You're incorrect that HMC is not a Markov Chain method. Per Wikipedia:
In mathematics and physics, the hybrid Monte Carlo algorithm, also known as Hamiltonian Monte Carlo, is a Markov chain Monte Carlo method for obtaining a sequence of random samples from a probability distribution for which direct sampling is difficult. This sequence can be used to approximate the distribution (i.e., to generate a histogram), or to compute an integral (such as an expected value).
For more clarity, read the arXiv paper by Betancourt, which mentions the NUTS terminating criteria:
... identify when a trajectory is long enough to yield sufficient exploration of the neighborhood around the current energy level set. In particular, we want to avoid both integrating too short, in which case we would not take full advantage of the Hamiltonian trajectories, and integrating too long, in which case we waste precious computational resources on exploration that yields only diminishing returns.

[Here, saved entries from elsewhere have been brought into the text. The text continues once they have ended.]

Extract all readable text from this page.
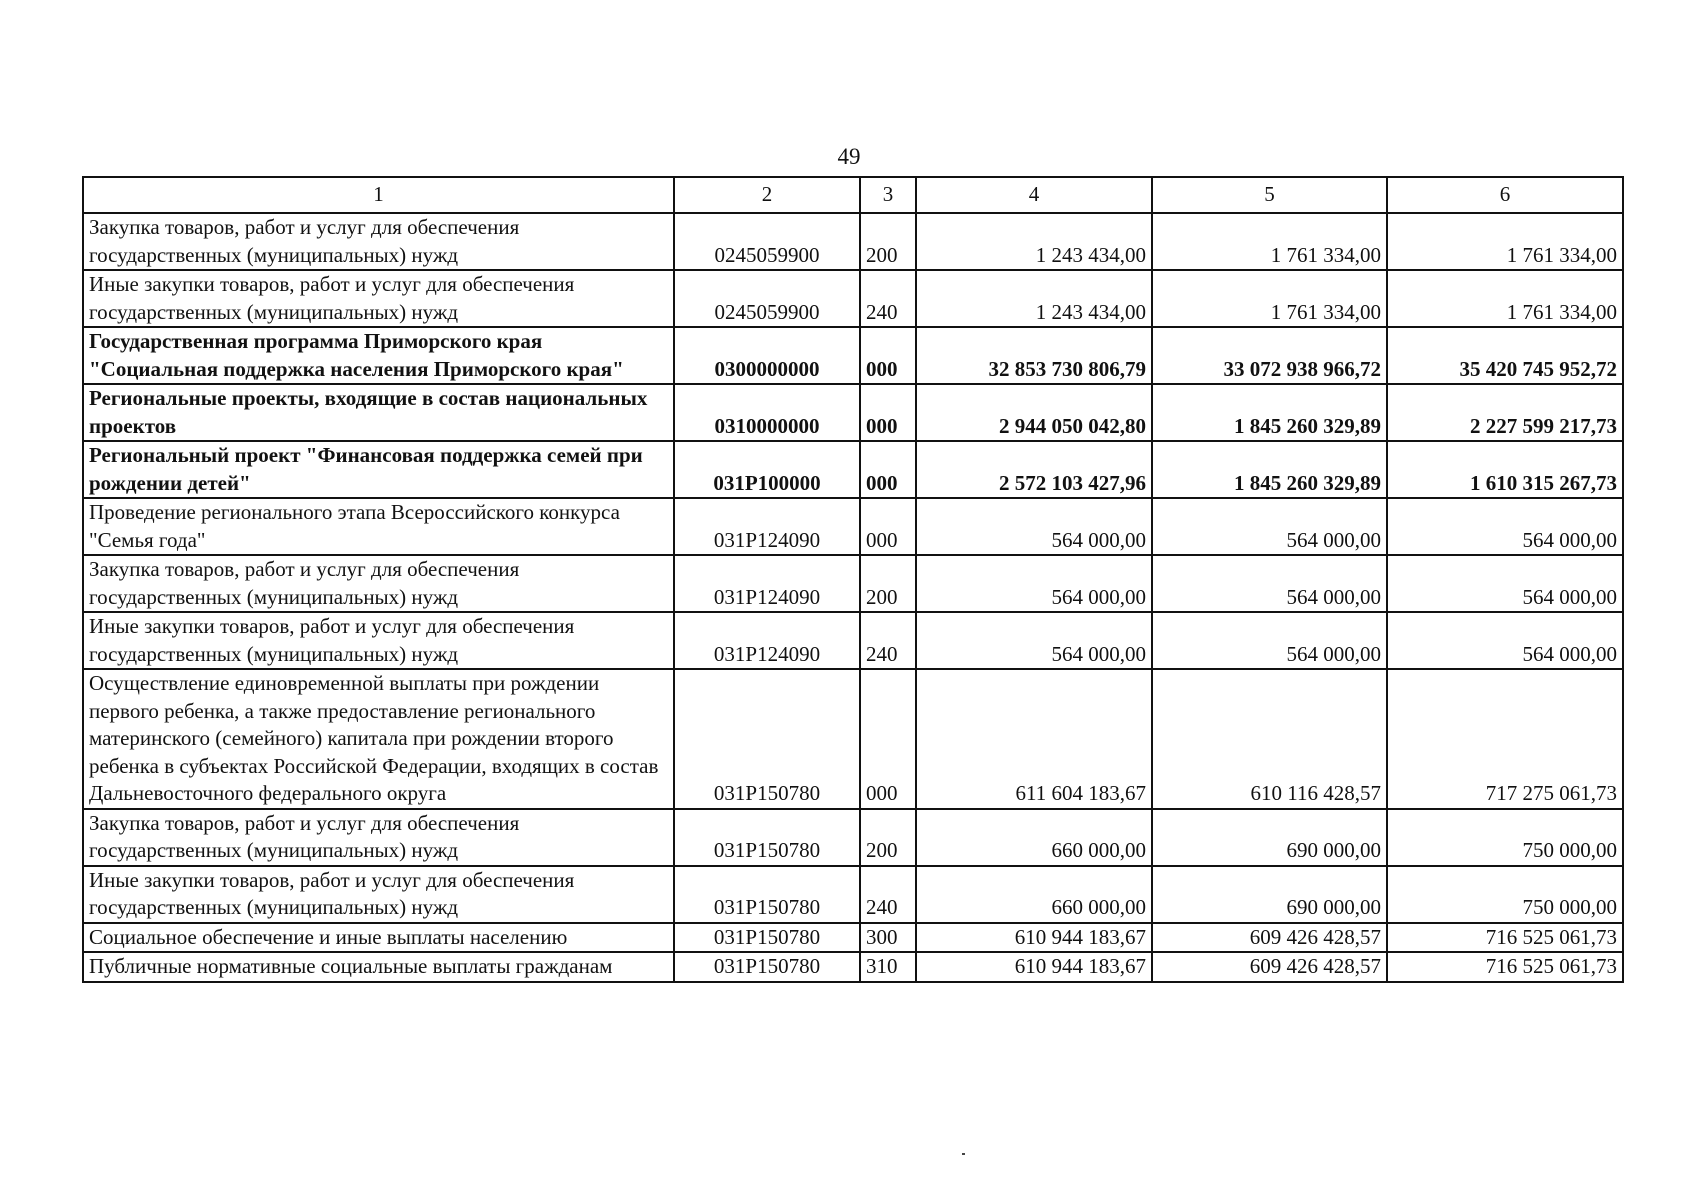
49
1	2	3	4	5	6
Закупка товаров, работ и услуг для обеспечения государственных (муниципальных) нужд	0245059900	200	1 243 434,00	1 761 334,00	1 761 334,00
Иные закупки товаров, работ и услуг для обеспечения государственных (муниципальных) нужд	0245059900	240	1 243 434,00	1 761 334,00	1 761 334,00
Государственная программа Приморского края "Социальная поддержка населения Приморского края"	0300000000	000	32 853 730 806,79	33 072 938 966,72	35 420 745 952,72
Региональные проекты, входящие в состав национальных проектов	0310000000	000	2 944 050 042,80	1 845 260 329,89	2 227 599 217,73
Региональный проект "Финансовая поддержка семей при рождении детей"	031P100000	000	2 572 103 427,96	1 845 260 329,89	1 610 315 267,73
Проведение регионального этапа Всероссийского конкурса "Семья года"	031P124090	000	564 000,00	564 000,00	564 000,00
Закупка товаров, работ и услуг для обеспечения государственных (муниципальных) нужд	031P124090	200	564 000,00	564 000,00	564 000,00
Иные закупки товаров, работ и услуг для обеспечения государственных (муниципальных) нужд	031P124090	240	564 000,00	564 000,00	564 000,00
Осуществление единовременной выплаты при рождении первого ребенка, а также предоставление регионального материнского (семейного) капитала при рождении второго ребенка в субъектах Российской Федерации, входящих в состав Дальневосточного федерального округа	031P150780	000	611 604 183,67	610 116 428,57	717 275 061,73
Закупка товаров, работ и услуг для обеспечения государственных (муниципальных) нужд	031P150780	200	660 000,00	690 000,00	750 000,00
Иные закупки товаров, работ и услуг для обеспечения государственных (муниципальных) нужд	031P150780	240	660 000,00	690 000,00	750 000,00
Социальное обеспечение и иные выплаты населению	031P150780	300	610 944 183,67	609 426 428,57	716 525 061,73
Публичные нормативные социальные выплаты гражданам	031P150780	310	610 944 183,67	609 426 428,57	716 525 061,73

Appendix A.3 talks about something like the trajectory doubling you mention:
We can also expand faster by doubling the length of the trajectory at every iteration, yielding a sampled trajectory t ∼ T(t | z) = U T2L with the corresponding sampled state z′ ∼ T(z′ | t). In this case both the old and new trajectory components at every iteration are equivalent to the leaves of perfect, ordered binary trees (Figure 37). This allows us to build the new trajectory components recursively, propagating a sample at each step in the recursion...
and expands on this in A.4, where it talks about a dynamic implementation (section A.3 talks about a static implementation):
Fortunately, the efficient static schemes discussed in Section A.3 can be iterated to achieve a dynamic implementation once we have chosen a criterion for determining when a trajectory has grown long enough to satisfactory explore the corresponding energy level set.
I think the key is that it doesn't do jumps that double, it calculates its next jump using a technique that doubles the proposed jump's length until a criteria is met. At least that's how I understand the paper so far.